Nerette turned down a plea bargain when he was a teen because he could not imagine being convicted of a life sentence with no parole. How could any teenager imagine that? And he also said he did not fully understand “joint venture,” the idea that he might be as equally guilty as the boy who pulled the trigger. How shocked he must have been when he heard that the shooter, who took a plea bargain, was released a couple of years ago. Nerette was convicted by a jury and sentenced to life without parole.

In 2012, he found new hope. The U.S. Supreme Court issued its landmark decision, Miller v. Alabama. Miller said science had proven juveniles were different from adults; they needed a judge’s thorough consideration, case by case, and could not automatically be sentenced to life without a meaningful chance at parole.Then in 2013, Massachusetts’ Supreme Judicial Court (SJC) went further in its interpretation of Miller with the Diatchenko v. District Attorney decision. The SJC struck down all sentences of life without parole eligibility for juveniles. Nerette is one of the sixty-three in Massachusetts’s prisons who, because of retroactivity, are now eligible for parole hearings.

But because of the place where he has been held, a prison where he was sent by the Department of Corrections, Nerette has had little access to programming and to the kind of growth experiences that he needs in order to relearn how to live in the free world. This is in some part because of the DOC. He was not permitted to stay in Massachusetts and sent to a prison that his attorney said made Cedar Junction look like “a day at the beach.”

At the hearing, it was clear that his lawyer knew Nerette didn’t really have a chance of going home to Haiti (even if the Boston Herald reported Nerette “begged” for it in their story above). His life behind bars had been so brutal that his description of a boy who never had a chance evoked an episode of Oz . In that long-running TV show, young men were pulverized if they did not fight back: they were in Nerette’s own words, “marks.” After a violent episode at Walpole, where he knifed another prisoner, he was punished, said his attorney, and sent to the Western Correctional Institution of Maryland in Cumberland, Maryland, near Baltimore. The attorney felt this was a deliberate act by DOC to get him out of Massachusetts because of his behavior.

Board member Lucy Soto Abbe told Nerette he should have “used his words” instead of using a knife. But who is to tell a young man how to survive in a maximum security prison filled with adults? And for that, we have to ask why we send kids to such places at all? What do we expect? The surprise is when children manage to grow into undamaged men and women with hopes and dreams.
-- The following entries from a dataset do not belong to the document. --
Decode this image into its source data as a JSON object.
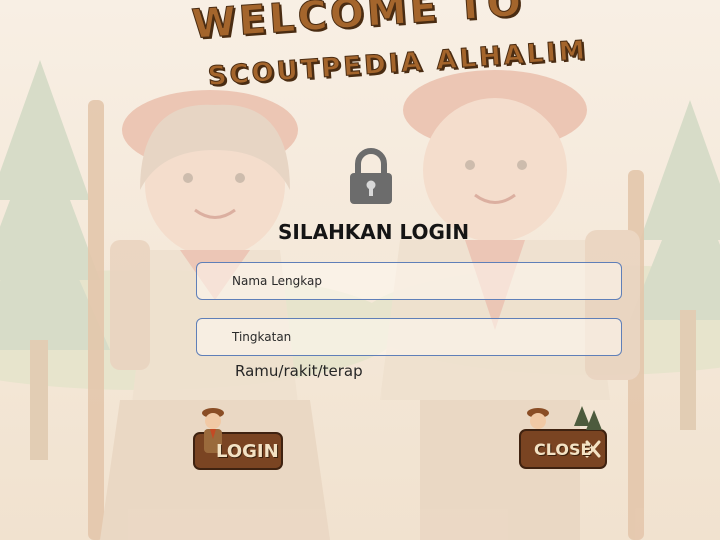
{
  "title": {
    "line1": "WELCOME TO",
    "line2": "SCOUTPEDIA ALHALIM"
  },
  "heading": "SILAHKAN LOGIN",
  "fields": {
    "nama": "Nama Lengkap",
    "tingkatan": "Tingkatan"
  },
  "hint": "Ramu/rakit/terap",
  "buttons": {
    "login": "LOGIN",
    "close": "CLOSE"
  },
  "colors": {
    "background": "#f6ece0",
    "title_fill": "#a4652c",
    "button_wood": "#7a4422",
    "field_border": "#5f7fb8"
  },
  "icons": {
    "lock": "padlock-icon",
    "close": "x-icon",
    "tree": "pine-tree-icon"
  }
}
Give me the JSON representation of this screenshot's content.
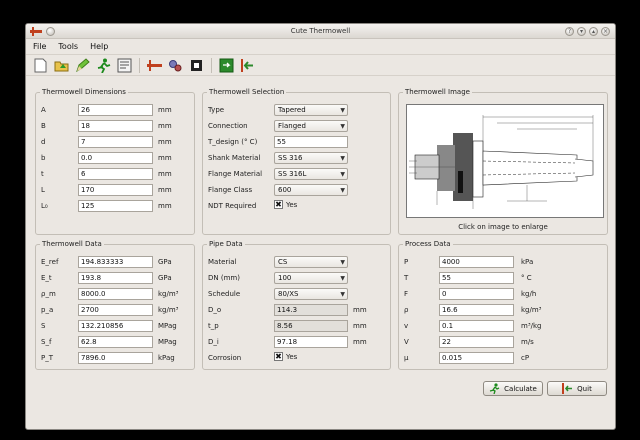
{
  "window": {
    "title": "Cute Thermowell"
  },
  "menu": [
    "File",
    "Tools",
    "Help"
  ],
  "toolbar": {
    "icons": [
      "new-icon",
      "open-icon",
      "pencil-icon",
      "run-icon",
      "report-icon",
      "thermowell-icon",
      "gears-icon",
      "export-icon",
      "save-icon",
      "quit-icon"
    ]
  },
  "dims": {
    "title": "Thermowell Dimensions",
    "rows": [
      {
        "label": "A",
        "value": "26",
        "unit": "mm"
      },
      {
        "label": "B",
        "value": "18",
        "unit": "mm"
      },
      {
        "label": "d",
        "value": "7",
        "unit": "mm"
      },
      {
        "label": "b",
        "value": "0.0",
        "unit": "mm"
      },
      {
        "label": "t",
        "value": "6",
        "unit": "mm"
      },
      {
        "label": "L",
        "value": "170",
        "unit": "mm"
      },
      {
        "label": "L₀",
        "value": "125",
        "unit": "mm"
      }
    ]
  },
  "sel": {
    "title": "Thermowell Selection",
    "rows": [
      {
        "label": "Type",
        "value": "Tapered",
        "kind": "select"
      },
      {
        "label": "Connection",
        "value": "Flanged",
        "kind": "select"
      },
      {
        "label": "T_design (° C)",
        "value": "55",
        "kind": "input"
      },
      {
        "label": "Shank Material",
        "value": "SS 316",
        "kind": "select"
      },
      {
        "label": "Flange Material",
        "value": "SS 316L",
        "kind": "select"
      },
      {
        "label": "Flange Class",
        "value": "600",
        "kind": "select"
      }
    ],
    "ndt_label": "NDT Required",
    "ndt_value": "Yes"
  },
  "image": {
    "title": "Thermowell Image",
    "caption": "Click on image to enlarge"
  },
  "tdata": {
    "title": "Thermowell Data",
    "rows": [
      {
        "label": "E_ref",
        "value": "194.833333",
        "unit": "GPa"
      },
      {
        "label": "E_t",
        "value": "193.8",
        "unit": "GPa"
      },
      {
        "label": "ρ_m",
        "value": "8000.0",
        "unit": "kg/m³"
      },
      {
        "label": "p_a",
        "value": "2700",
        "unit": "kg/m³"
      },
      {
        "label": "S",
        "value": "132.210856",
        "unit": "MPag"
      },
      {
        "label": "S_f",
        "value": "62.8",
        "unit": "MPag"
      },
      {
        "label": "P_T",
        "value": "7896.0",
        "unit": "kPag"
      }
    ]
  },
  "pipe": {
    "title": "Pipe Data",
    "rows": [
      {
        "label": "Material",
        "value": "CS",
        "kind": "select",
        "unit": ""
      },
      {
        "label": "DN (mm)",
        "value": "100",
        "kind": "select",
        "unit": ""
      },
      {
        "label": "Schedule",
        "value": "80/XS",
        "kind": "select",
        "unit": ""
      },
      {
        "label": "D_o",
        "value": "114.3",
        "kind": "ro",
        "unit": "mm"
      },
      {
        "label": "t_p",
        "value": "8.56",
        "kind": "ro",
        "unit": "mm"
      },
      {
        "label": "D_i",
        "value": "97.18",
        "kind": "input",
        "unit": "mm"
      }
    ],
    "corrosion_label": "Corrosion",
    "corrosion_value": "Yes"
  },
  "process": {
    "title": "Process Data",
    "rows": [
      {
        "label": "P",
        "value": "4000",
        "unit": "kPa"
      },
      {
        "label": "T",
        "value": "55",
        "unit": "° C"
      },
      {
        "label": "F",
        "value": "0",
        "unit": "kg/h"
      },
      {
        "label": "ρ",
        "value": "16.6",
        "unit": "kg/m³"
      },
      {
        "label": "v",
        "value": "0.1",
        "unit": "m³/kg"
      },
      {
        "label": "V",
        "value": "22",
        "unit": "m/s"
      },
      {
        "label": "μ",
        "value": "0.015",
        "unit": "cP"
      }
    ]
  },
  "buttons": {
    "calculate": "Calculate",
    "quit": "Quit"
  }
}
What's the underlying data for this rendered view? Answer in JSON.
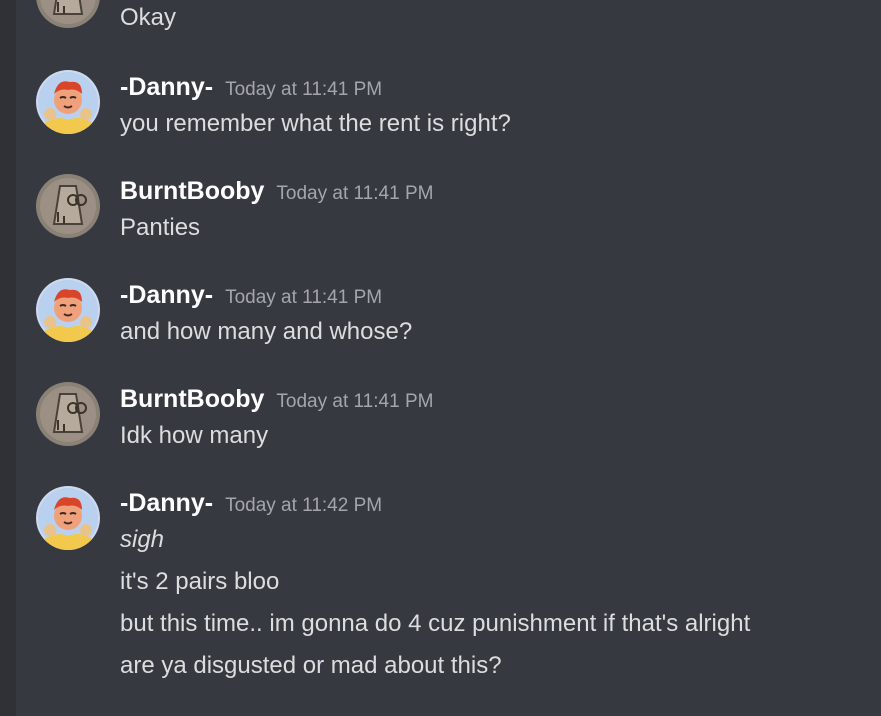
{
  "colors": {
    "background": "#36393f",
    "rail": "#2f3136",
    "username": "#ffffff",
    "text": "#dcddde",
    "timestamp": "#a3a6aa"
  },
  "avatars": {
    "danny": "cartoon-character-icon",
    "burnt": "sketch-doodle-icon"
  },
  "messages": [
    {
      "content": [
        "Okay"
      ]
    },
    {
      "username": "-Danny-",
      "timestamp": "Today at 11:41 PM",
      "content": [
        "you remember what the rent is right?"
      ]
    },
    {
      "username": "BurntBooby",
      "timestamp": "Today at 11:41 PM",
      "content": [
        "Panties"
      ]
    },
    {
      "username": "-Danny-",
      "timestamp": "Today at 11:41 PM",
      "content": [
        "and how many and whose?"
      ]
    },
    {
      "username": "BurntBooby",
      "timestamp": "Today at 11:41 PM",
      "content": [
        "Idk how many"
      ]
    },
    {
      "username": "-Danny-",
      "timestamp": "Today at 11:42 PM",
      "content": [
        "sigh",
        "it's 2 pairs bloo",
        "but this time.. im gonna do 4 cuz punishment if that's alright",
        "are ya disgusted or mad about this?"
      ]
    }
  ]
}
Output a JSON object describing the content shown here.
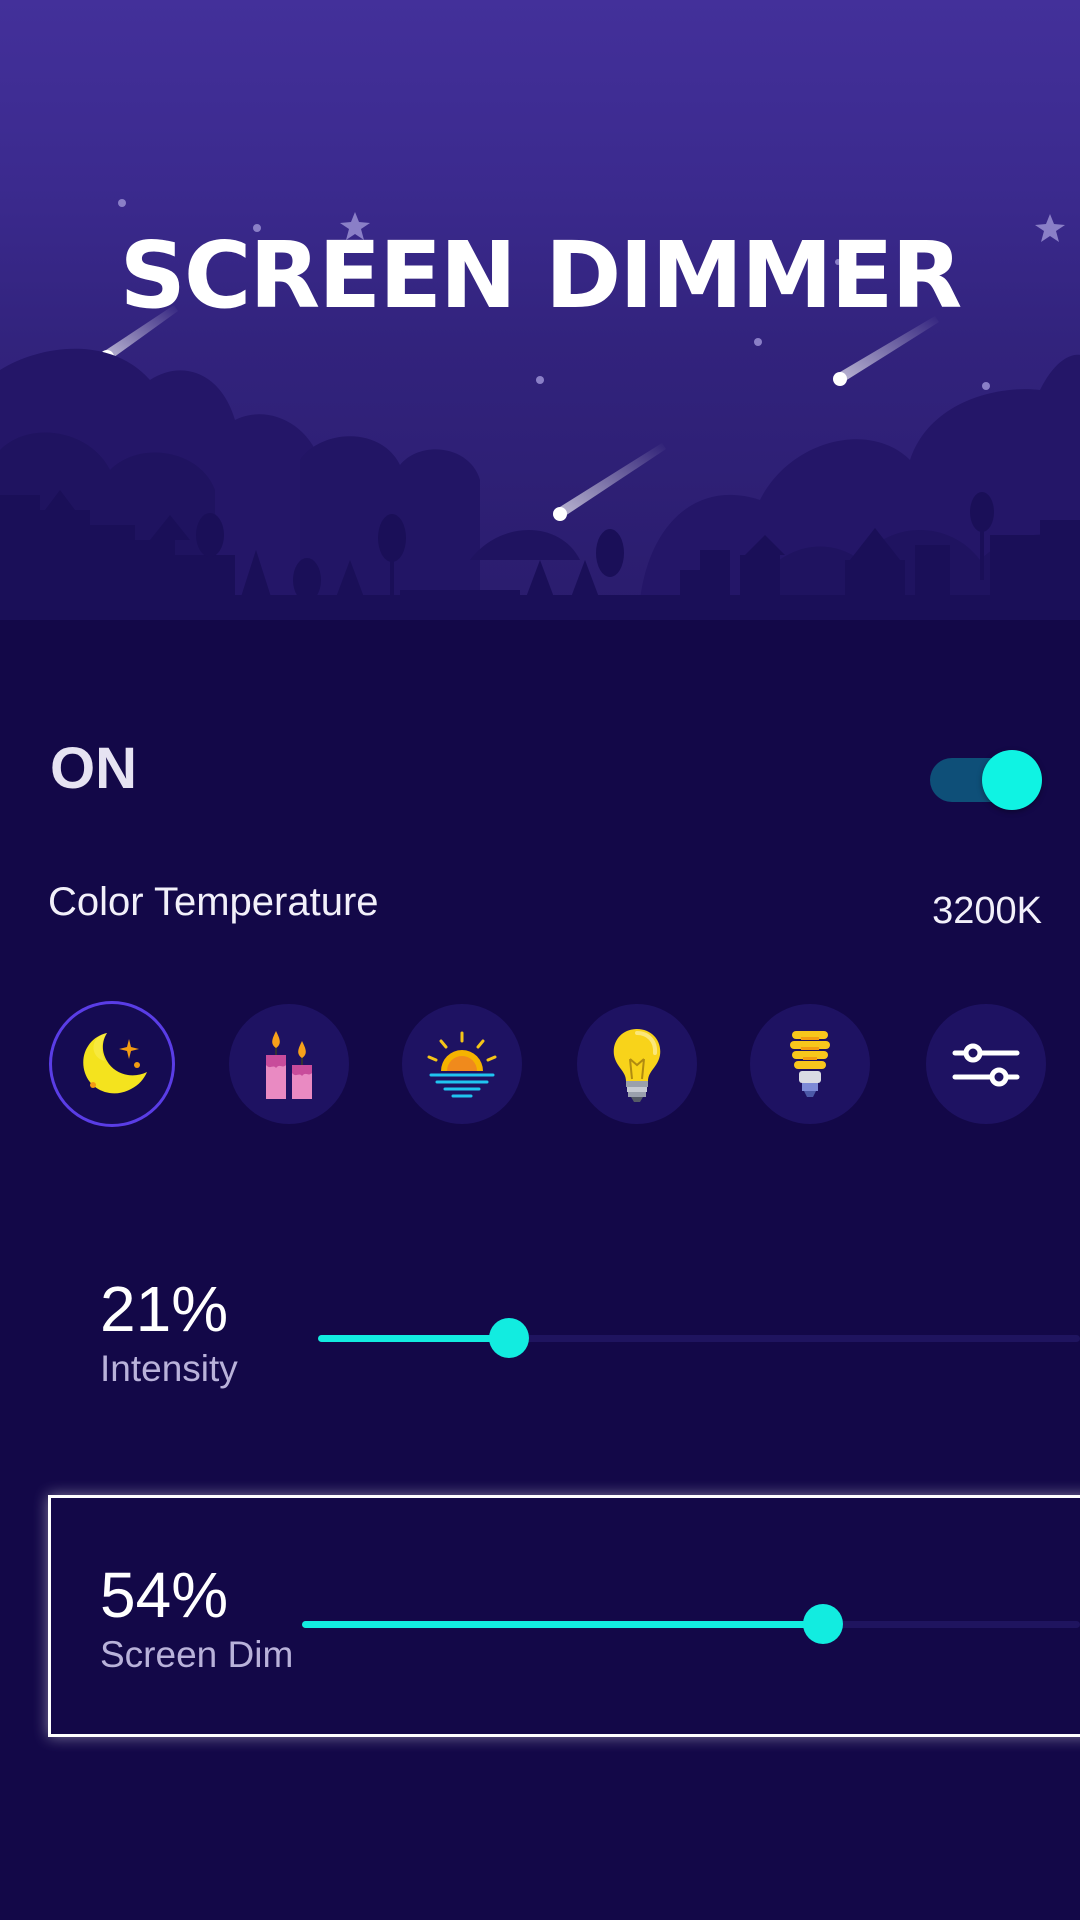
{
  "app": {
    "title": "SCREEN DIMMER"
  },
  "power": {
    "label": "ON",
    "enabled": true
  },
  "color_temperature": {
    "label": "Color Temperature",
    "value": "3200K"
  },
  "presets": {
    "selected": "moon",
    "items": [
      {
        "icon": "moon-icon"
      },
      {
        "icon": "candles-icon"
      },
      {
        "icon": "sunset-icon"
      },
      {
        "icon": "light-bulb-icon"
      },
      {
        "icon": "cfl-bulb-icon"
      },
      {
        "icon": "custom-sliders-icon"
      }
    ]
  },
  "intensity": {
    "value_text": "21%",
    "caption": "Intensity",
    "level": 0.25
  },
  "screen_dim": {
    "value_text": "54%",
    "caption": "Screen Dim",
    "level": 0.67
  },
  "colors": {
    "accent": "#12ece0",
    "background": "#130848",
    "hero_top": "#43309a",
    "toggle_track": "#0e4f78",
    "selected_ring": "#5a3de6"
  }
}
How can we expect someone so easily to learn to use their words?

Maryland prisons have been written up for their violence by Prisoner Legal News (PLN). In March, 2015, the magazine wrote an article entitled: “Murders in Maryland Continue Despite Reforms.” From PLN: “Prison officials reported that while the number of serious assaults on prisoners dropped 47% from 2006 through 2012, and serious assaults on prison staff fell 65% during the same time period, the number of homicides in 2012 jumped to six – a three-year high – and additional murders occurred in 2013 and 2014.”

Nerette said he can’t live in Massachusetts prisons because “there is a hit out on me.” In Maryland, he has little access to programming because there are not programs available to him, in particular the kinds of programs the Board looks for like Emotional Awareness and Alternatives to Violence. The attorney asked the Board to help Nerette get to another prison that could actually provide him with programs, keep him safe, and reinforce change.

Will he get a second chance this time around? Not in my opinion. Although, no decision has been rendered yet. But was he ever directed and guided and helped? Or was he just sentenced to a place where he had to fend for himself, once again a Haitian defending his territory in a place that divides the world so it can control its charges?

Yes, Patrick Nerette committed a crime, but the way we house people, the places we put them, the kind of expectations we have of change…as the masterful writer Toni Morrison wrote in her latest book, “God help the child.”